Thursday, May 17, 2012

What's a Carnival and Why Would I Want to be in One?

I have a post this week in the Carnival of Personal Finance which is being hosted by One Cent At A Time.

My post is joined by a great many other relevant posts, plus an extended (and funny) post by the Grumpies, Nicole and Maggie, on how to properly wash dishes. Why exactly that last one is part of a personal finance carnival is open to question, but at least you'll know what to do when the dishwasher is broken.

In general terms, a carnival is a collection of posts gathered over the past week or so and presented all in one place.

When I first started blogging, I thought the blog hosts simply surfed the blogosphere and picked out the most worthy writing.

Umm--not so much.

The reality is that blog hosts sit back, eat bon-bons, and wait for individual bloggers to fling their authorial contributions into the vast void. If they like what flies by, or if they are just in a good mood, or nothing better appeared in their mailbox that week, your post will become part of the carnival.

Most carnival hosts are good about sending e-mails telling you whether you made it in or not. Unfortunately, these e-mails are sent out the same day the carnival appears online so if you're the kind of blogger who is organized and sent in your contribution a week earlier (you know this is NOT Grace, right?) then you just have to wait. OTOH, if you contributed 2 hours prior to the deadline (Yep! That would be moi!), you get the information relatively soon.

The general thought is that having one's post find its way into a Carnival will increase blog traffic. It does, particularly if your contribution is highlighted in some special way, but many carnivals, like the Carnival of Personal Finance, are huge. My experience is that my post appears in a long list of others, and tends to get lost.

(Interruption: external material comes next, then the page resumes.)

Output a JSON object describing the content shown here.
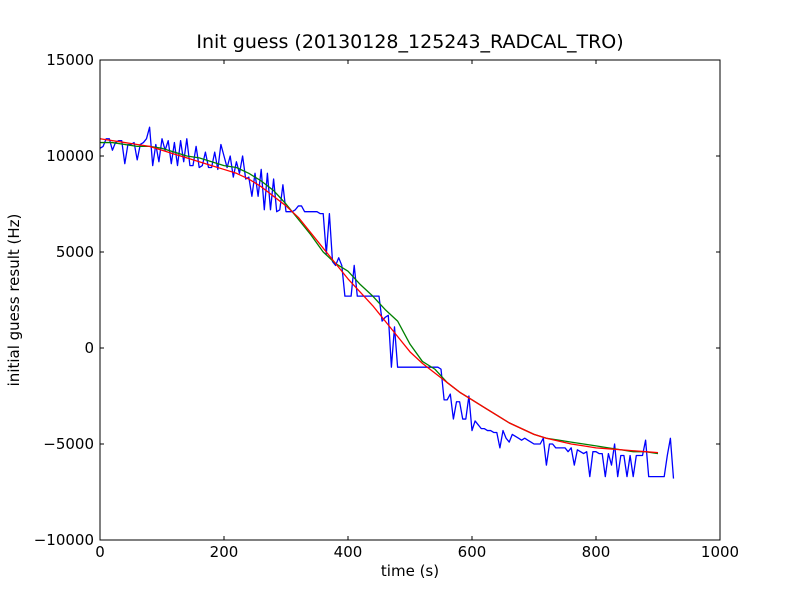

However, a better way to use a Carnival to generate traffic to your blog is to actually host a carnival. The carnival websites have sign up lists to do that. I couldn't tell you how it works or how much time it entails because I've never volunteered. It seems to require an ability to have a clever theme and to post cool pictures--both of which are more than I can manage.

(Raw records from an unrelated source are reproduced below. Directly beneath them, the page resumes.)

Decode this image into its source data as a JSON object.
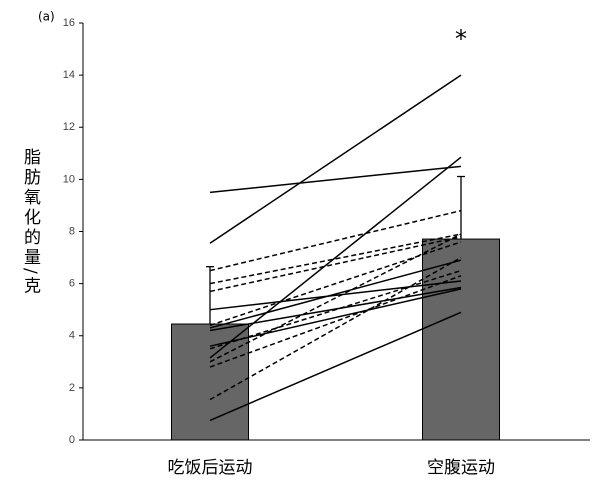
{
  "chart_data": {
    "type": "bar",
    "annotation": "(a)",
    "significance": "*",
    "ylabel": "脂肪氧化的量/克",
    "categories": [
      "吃饭后运动",
      "空腹运动"
    ],
    "values": [
      4.45,
      7.71
    ],
    "errors": [
      2.2,
      2.4
    ],
    "color": "#666666",
    "ylim": [
      0,
      16
    ],
    "yticks": [
      0,
      2,
      4,
      6,
      8,
      10,
      12,
      14,
      16
    ],
    "lines": [
      {
        "style": "solid",
        "color": "#000000",
        "values": [
          9.5,
          10.5
        ]
      },
      {
        "style": "solid",
        "color": "#000000",
        "values": [
          7.55,
          14.0
        ]
      },
      {
        "style": "solid",
        "color": "#000000",
        "values": [
          3.15,
          10.85
        ]
      },
      {
        "style": "solid",
        "color": "#000000",
        "values": [
          5.0,
          6.1
        ]
      },
      {
        "style": "solid",
        "color": "#000000",
        "values": [
          4.3,
          6.9
        ]
      },
      {
        "style": "solid",
        "color": "#000000",
        "values": [
          0.75,
          4.9
        ]
      },
      {
        "style": "solid",
        "color": "#000000",
        "values": [
          4.2,
          5.85
        ]
      },
      {
        "style": "solid",
        "color": "#000000",
        "values": [
          3.6,
          5.8
        ]
      },
      {
        "style": "dashed",
        "color": "#000000",
        "values": [
          6.5,
          8.8
        ]
      },
      {
        "style": "dashed",
        "color": "#000000",
        "values": [
          6.0,
          7.9
        ]
      },
      {
        "style": "dashed",
        "color": "#000000",
        "values": [
          5.7,
          7.8
        ]
      },
      {
        "style": "dashed",
        "color": "#000000",
        "values": [
          4.4,
          7.6
        ]
      },
      {
        "style": "dashed",
        "color": "#000000",
        "values": [
          3.5,
          6.5
        ]
      },
      {
        "style": "dashed",
        "color": "#000000",
        "values": [
          3.0,
          7.9
        ]
      },
      {
        "style": "dashed",
        "color": "#000000",
        "values": [
          2.8,
          6.3
        ]
      },
      {
        "style": "dashed",
        "color": "#000000",
        "values": [
          1.55,
          7.0
        ]
      }
    ]
  }
}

Still, I do contribute. That's because I really like reading the Carnivals, where I often discover financial blogs that I would otherwise miss, or come across old friends whose sites I haven't recently visited.

My personal favorites are the Carnival of Personal Finance and the Festival of Frugality. You can view the latest Festival here.

8 comments:

Maureen said...

Thanks Grace not sure that I would have anything informative enough to contribute, but I love to read new blogs.....

nicoleandmaggie said...

It isn't how to *properly* wash dishes! It's how to *efficiently* wash dishes when you don't have a dishwasher. (My mother, for example, properly washes them, but wastes a lot of time and water doing so with her method.) It fits under frugality. Which is an option in the carnival of personal finance. So totally relevant.

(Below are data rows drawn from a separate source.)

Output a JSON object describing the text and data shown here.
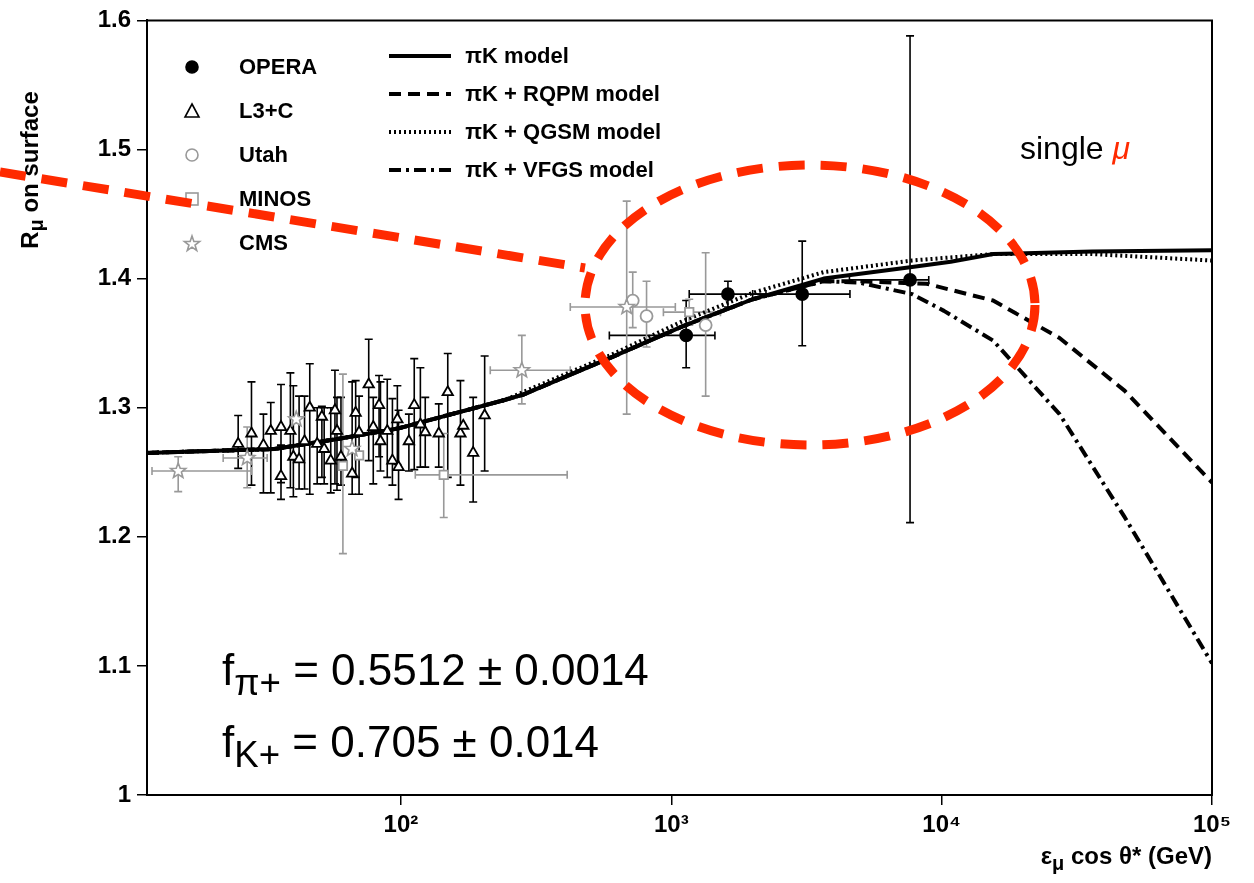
{
  "chart_data": {
    "type": "scatter",
    "xlabel": "ε$_{μ}$ cos θ* (GeV)",
    "ylabel": "R$_{μ}$ on surface",
    "log": "x",
    "xlim": [
      11.5,
      100000
    ],
    "xticks": [
      {
        "value": 100,
        "label": "10²"
      },
      {
        "value": 1000,
        "label": "10³"
      },
      {
        "value": 10000,
        "label": "10⁴"
      },
      {
        "value": 100000,
        "label": "10⁵"
      }
    ],
    "ylim": [
      1,
      1.6
    ],
    "yticks": [
      1,
      1.1,
      1.2,
      1.3,
      1.4,
      1.5,
      1.6
    ],
    "legend": "top left",
    "annotations": [
      "single μ",
      "f$_{π+}$ = 0.5512 ± 0.0014",
      "f$_{K+}$ = 0.705 ± 0.014"
    ],
    "series": [
      {
        "name": "OPERA",
        "marker": "circle",
        "color": "#000000",
        "x": [
          1135,
          1620,
          3050,
          7640
        ],
        "values": [
          1.356,
          1.388,
          1.388,
          1.399
        ],
        "errors": [
          [
            1.331,
            1.383
          ],
          [
            1.378,
            1.398
          ],
          [
            1.348,
            1.429
          ],
          [
            1.211,
            1.588
          ]
        ],
        "xerrors": [
          [
            590,
            1450
          ],
          [
            1165,
            2240
          ],
          [
            2000,
            4580
          ],
          [
            4560,
            8960
          ]
        ]
      },
      {
        "name": "L3+C",
        "marker": "triangle",
        "color": "#000000",
        "x": [
          25,
          28,
          31,
          33,
          36,
          36,
          39,
          40,
          42,
          44,
          46,
          49,
          51,
          52,
          55,
          57,
          58,
          60,
          66,
          68,
          70,
          76,
          79,
          83,
          84,
          89,
          93,
          97,
          98,
          107,
          112,
          118,
          123,
          138,
          149,
          166,
          170,
          185,
          204
        ],
        "values": [
          1.272,
          1.28,
          1.271,
          1.282,
          1.247,
          1.285,
          1.282,
          1.262,
          1.26,
          1.274,
          1.3,
          1.272,
          1.293,
          1.268,
          1.259,
          1.298,
          1.282,
          1.262,
          1.249,
          1.296,
          1.281,
          1.318,
          1.285,
          1.302,
          1.274,
          1.282,
          1.259,
          1.291,
          1.254,
          1.274,
          1.302,
          1.287,
          1.281,
          1.28,
          1.312,
          1.28,
          1.286,
          1.265,
          1.294
        ],
        "errors": [
          [
            1.253,
            1.294
          ],
          [
            1.24,
            1.32
          ],
          [
            1.234,
            1.295
          ],
          [
            1.234,
            1.304
          ],
          [
            1.229,
            1.271
          ],
          [
            1.242,
            1.318
          ],
          [
            1.238,
            1.327
          ],
          [
            1.231,
            1.317
          ],
          [
            1.237,
            1.309
          ],
          [
            1.237,
            1.309
          ],
          [
            1.233,
            1.334
          ],
          [
            1.241,
            1.3
          ],
          [
            1.246,
            1.301
          ],
          [
            1.241,
            1.3
          ],
          [
            1.234,
            1.3
          ],
          [
            1.241,
            1.329
          ],
          [
            1.236,
            1.308
          ],
          [
            1.24,
            1.308
          ],
          [
            1.233,
            1.32
          ],
          [
            1.246,
            1.321
          ],
          [
            1.233,
            1.309
          ],
          [
            1.259,
            1.353
          ],
          [
            1.241,
            1.308
          ],
          [
            1.262,
            1.325
          ],
          [
            1.251,
            1.32
          ],
          [
            1.246,
            1.322
          ],
          [
            1.24,
            1.307
          ],
          [
            1.256,
            1.317
          ],
          [
            1.229,
            1.298
          ],
          [
            1.251,
            1.295
          ],
          [
            1.252,
            1.338
          ],
          [
            1.254,
            1.331
          ],
          [
            1.254,
            1.308
          ],
          [
            1.254,
            1.303
          ],
          [
            1.246,
            1.342
          ],
          [
            1.24,
            1.321
          ],
          null,
          [
            1.227,
            1.308
          ],
          [
            1.251,
            1.34
          ]
        ]
      },
      {
        "name": "Utah",
        "marker": "circle",
        "color": "#999999",
        "x": [
          720,
          810,
          1340
        ],
        "values": [
          1.383,
          1.371,
          1.364
        ],
        "errors": [
          [
            1.362,
            1.405
          ],
          [
            1.347,
            1.398
          ],
          [
            1.309,
            1.42
          ]
        ]
      },
      {
        "name": "MINOS",
        "marker": "square",
        "color": "#999999",
        "x": [
          61,
          70,
          144,
          1165
        ],
        "values": [
          1.255,
          1.263,
          1.248,
          1.374
        ],
        "errors": [
          [
            1.187,
            1.326
          ],
          null,
          [
            1.215,
            1.28
          ],
          [
            1.364,
            1.384
          ]
        ],
        "xerrors": [
          null,
          null,
          [
            113,
            412
          ],
          [
            935,
            1520
          ]
        ]
      },
      {
        "name": "CMS",
        "marker": "star",
        "color": "#999999",
        "x": [
          15,
          27,
          41,
          66,
          280,
          684
        ],
        "values": [
          1.251,
          1.261,
          1.291,
          1.268,
          1.329,
          1.378
        ],
        "errors": [
          [
            1.235,
            1.262
          ],
          [
            1.238,
            1.285
          ],
          null,
          null,
          [
            1.303,
            1.356
          ],
          [
            1.295,
            1.46
          ]
        ],
        "xerrors": [
          [
            12,
            28
          ],
          [
            22,
            32
          ],
          null,
          null,
          [
            214,
            423
          ],
          [
            423,
            1035
          ]
        ]
      },
      {
        "name": "πK model",
        "type": "line",
        "line_style": "solid",
        "color": "#000000",
        "x": [
          11.5,
          34,
          59,
          98,
          242,
          282,
          600,
          1100,
          2000,
          3660,
          7770,
          10800,
          15500,
          36000,
          100000
        ],
        "values": [
          1.265,
          1.268,
          1.276,
          1.284,
          1.306,
          1.31,
          1.339,
          1.363,
          1.384,
          1.4,
          1.409,
          1.413,
          1.419,
          1.421,
          1.422
        ]
      },
      {
        "name": "πK + RQPM model",
        "type": "line",
        "line_style": "dashed",
        "color": "#000000",
        "x": [
          11.5,
          34,
          59,
          98,
          242,
          282,
          600,
          1100,
          2000,
          3660,
          4920,
          8800,
          15500,
          27300,
          47600,
          100000
        ],
        "values": [
          1.265,
          1.268,
          1.276,
          1.284,
          1.306,
          1.31,
          1.339,
          1.363,
          1.384,
          1.398,
          1.398,
          1.396,
          1.383,
          1.354,
          1.313,
          1.242
        ]
      },
      {
        "name": "πK + QGSM model",
        "type": "line",
        "line_style": "dotted",
        "color": "#000000",
        "x": [
          11.5,
          34,
          59,
          98,
          242,
          282,
          600,
          1100,
          2000,
          3660,
          7770,
          15500,
          36000,
          100000
        ],
        "values": [
          1.265,
          1.268,
          1.276,
          1.284,
          1.306,
          1.312,
          1.341,
          1.367,
          1.389,
          1.405,
          1.414,
          1.419,
          1.419,
          1.414
        ]
      },
      {
        "name": "πK + VFGS model",
        "type": "line",
        "line_style": "dashdot",
        "color": "#000000",
        "x": [
          11.5,
          34,
          59,
          98,
          242,
          282,
          600,
          1100,
          2000,
          3660,
          4920,
          7770,
          10200,
          15500,
          27300,
          47600,
          100000
        ],
        "values": [
          1.265,
          1.268,
          1.276,
          1.284,
          1.306,
          1.31,
          1.339,
          1.363,
          1.384,
          1.398,
          1.397,
          1.388,
          1.375,
          1.352,
          1.295,
          1.215,
          1.102
        ]
      }
    ]
  }
}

There are plenty of ways to wash dishes that waste both water and time. This is the one that does the least, while also ensuring clean dishes (unlike the rinse things in a sink full of greasy water method that many Americans use).

We don't actually get a huge uptick in traffic even when we are an editor's pick. What happens is when The Simple Dollar or Get Rich Slowly decides to read through previous week's carnival picks and links... that's when the hits come. We also tend to get a few lingering hits from time to time even weeks after a carnival.

In our experience, Friday seems to be the best time to send if you want to be included in the CPF.

Jefferson said...

Grace.. The Carnivals are really about building back-links to your blog from other websites..

Having those links will increase your rankings and drive more search traffic to your blog posts.

I believe that the folks who read through every article on a carnival are few to none. It is all about link building.

SB @ One Cent At A Time said...

Grace thanks for linking back to the CoPF. Yes agree to Nicole and Maggie here, CoPF editor's picks are gateway to TSD and other top blogs' roundup. So keep on submitting to CoPF.

Jane said...

I've often wondered about those carnivals but so far haven't gotten involved so you're one step further up the "ladder to success" than I am. Perhaps some day when I have more time on my hands to figure out how to go about it! I'm a bit technically challenged too.

eemusings said...

I don't get much traffic from carnivals either. I recently hosted for the first time and that did result in a spike.

But as I QUICKLY learned after hosting, some people treat it very seriously as a link-building exercise for SEO - not referral - purposes.

Ick.

Anonymous said...

We've been getting a lot of traffic from this post though! Thanks, Grace. :)

Revanche said...

My mileage has varied in regard to traffic generated, I don't recall ever being an Editor's Pick (maaaybe once? Probably making that up?) but I still get traffic from time to time. I think it really helps the participants when the host puts time and effort into hosting with organization and creativity.

And youre right about emailing the participants, too, if they were all sorted early on, I'm sure it would help. But since the hosts have to wait until the cutoff before they can compile the whole thing, I expect the trend is such that no one wants to send multiple emails,one per individual, when they're going to send them at all.